В первом очерке мы прервали наше рассуждение о ницшеанской герменевтике в том месте, где она выступает в качестве «обвинения обвинения»; в этом отношении она справедлива тогда, когда речь идет о запрете; более того, свойственный Ницше способ философствования заставляет обратить особое внимание на критическую сторону его деятельности: последняя, по существу, заключается в обвинении обвинения и связана со своего рода злопамятством, в котором сама же упрекает моралистов.
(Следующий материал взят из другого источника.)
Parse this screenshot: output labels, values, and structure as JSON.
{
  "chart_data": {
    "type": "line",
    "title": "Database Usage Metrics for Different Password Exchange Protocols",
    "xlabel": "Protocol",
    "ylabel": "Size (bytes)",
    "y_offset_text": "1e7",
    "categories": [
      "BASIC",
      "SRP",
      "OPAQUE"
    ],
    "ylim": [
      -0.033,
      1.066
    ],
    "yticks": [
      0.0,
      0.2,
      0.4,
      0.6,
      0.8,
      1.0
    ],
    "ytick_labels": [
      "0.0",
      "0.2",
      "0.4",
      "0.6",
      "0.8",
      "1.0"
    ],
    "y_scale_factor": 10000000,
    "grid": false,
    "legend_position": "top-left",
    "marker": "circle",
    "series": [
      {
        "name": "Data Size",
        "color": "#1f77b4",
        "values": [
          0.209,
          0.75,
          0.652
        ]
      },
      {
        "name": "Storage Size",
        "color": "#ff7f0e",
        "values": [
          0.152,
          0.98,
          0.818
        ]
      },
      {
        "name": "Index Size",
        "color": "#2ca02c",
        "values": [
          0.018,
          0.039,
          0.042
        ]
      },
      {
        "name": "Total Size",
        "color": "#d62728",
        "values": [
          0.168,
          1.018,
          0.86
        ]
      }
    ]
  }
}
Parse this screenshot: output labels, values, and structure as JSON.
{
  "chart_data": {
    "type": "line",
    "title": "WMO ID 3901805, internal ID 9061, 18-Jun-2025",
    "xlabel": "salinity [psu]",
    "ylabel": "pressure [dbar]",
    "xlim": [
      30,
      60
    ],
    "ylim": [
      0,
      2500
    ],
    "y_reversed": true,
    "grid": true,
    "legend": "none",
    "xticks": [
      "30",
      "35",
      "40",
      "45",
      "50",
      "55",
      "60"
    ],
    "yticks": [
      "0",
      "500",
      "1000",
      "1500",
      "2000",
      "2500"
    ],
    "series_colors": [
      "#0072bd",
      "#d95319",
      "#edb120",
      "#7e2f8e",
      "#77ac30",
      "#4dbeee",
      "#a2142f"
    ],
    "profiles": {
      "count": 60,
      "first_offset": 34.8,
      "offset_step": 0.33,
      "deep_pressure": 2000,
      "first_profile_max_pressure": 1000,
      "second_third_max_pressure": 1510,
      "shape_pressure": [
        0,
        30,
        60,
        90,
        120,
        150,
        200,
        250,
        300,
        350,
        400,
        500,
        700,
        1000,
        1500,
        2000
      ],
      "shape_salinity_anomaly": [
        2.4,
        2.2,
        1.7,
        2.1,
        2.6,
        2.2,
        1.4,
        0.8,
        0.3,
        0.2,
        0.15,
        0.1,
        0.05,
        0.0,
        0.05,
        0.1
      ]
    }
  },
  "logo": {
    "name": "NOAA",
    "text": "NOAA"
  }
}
Теперь нам.надо продвинуться еще немного вперед. Наша критика метафизики и ее стремления к рациональному примирению должна привести к позитивной онтологии по ту сторону злопамятства и обвинения. Такого рода позитивная онтология заключается в абсолютно неэтическом видении, которое Ницше описал как «невинность необходимого» (die Unschuld des Werdens). Таково другое название того, что он понимает под выражением «по ту сторону добра и зла». Разумеется, подобная онтология не может быть догматической, если не хочет стать объектом собственной критики; она должна оставаться интерпретацией, неотделимой от интерпретации всех интерпретаций; и нет никакой уверенности в том, что такая философия сможет избежать саморазрушения. Более того, такая онтология с неизбежностью будет находиться в русле мифологии — будь то мифология, как ее понимали греки (дионисийская мифология), или мифология, выраженная на языке современной космологии (например, миф о вечном возвращении), либо мифология, о которой говорит философия истории (миф о сверхчеловеке), либо, наконец, мифология, существующая по ту сторону противостояния отмеченных трех мифологий (миф о мире как игре). Все они говорят об одном и том же — об отсутствии вины, о том, что этического измерения бытия не существует вовсе.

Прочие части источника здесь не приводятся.